Secured Communication Schemes for UAVs in 5G: CRYSTALS-Kyber and IDS
Taneya Sharma, Seyed Ahmad Soleymani, Mohammad Shojafar, Rahim Tafazolli
TL;DR
This work tackles secure UAV communications in 5G by integrating a hybrid cryptographic stack that uses AES for data encryption, ECC and CRYSTALS-Kyber as key encapsulation mechanisms, and an AI-driven intrusion detection system. The architecture favors resource-constrained UAVs and evaluates performance in VPN and 5G environments, demonstrating that CRYSTALS-Kyber provides quantum resistance with modest overhead while maintaining real-time capabilities. The study includes extensive datasets for both KEM performance and IDS effectiveness, comparing multiple ML models (notably LR and XGBoost) and showing strong IDS results, including an AUC of 0.94 with XGBoost in imbalanced scenarios. Overall, the proposed framework offers a scalable, quantum-resistant security solution for UAV networks with practical implications for 5G deployments and SBC-based edge devices.
Abstract
This paper introduces a secure communication architecture for Unmanned Aerial Vehicles (UAVs) and ground stations in 5G networks, addressing critical challenges in network security.
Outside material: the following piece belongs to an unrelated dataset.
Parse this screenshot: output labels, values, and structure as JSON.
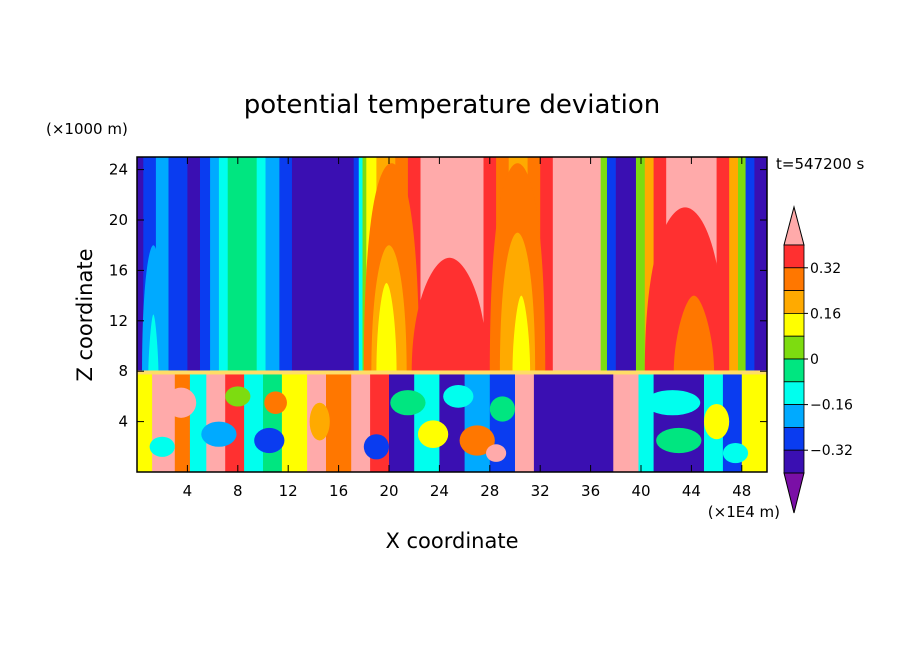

The proposed solution integrates the Advanced Encryption Standard (AES) with Elliptic Curve Cryptography (ECC) and CRYSTALS-Kyber for key encapsulation, offering a hybrid cryptographic approach. By incorporating CRYSTALS-Kyber, the framework mitigates vulnerabilities in ECC against quantum attacks, positioning it as a quantum-resistant alternative. The architecture is based on a server-client model, with UAVs functioning as clients and the ground station acting as the server. The system was rigorously evaluated in both VPN and 5G environments. Experimental results confirm that CRYSTALS-Kyber delivers strong protection against quantum threats with minimal performance overhead, making it highly suitable for UAVs with resource constraints. Moreover, the proposed architecture integrates an Artificial Intelligence (AI)-based Intrusion Detection System (IDS) to further enhance security. In performance evaluations, the IDS demonstrated strong results across multiple models with XGBoost, particularly in more demanding scenarios, outperforming other models with an accuracy of 97.33% and an AUC of 0.94. These findings underscore the potential of combining quantum-resistant encryption mechanisms with AI-driven IDS to create a robust, scalable, and secure communication framework for UAV networks, particularly within the high-performance requirements of 5G environments.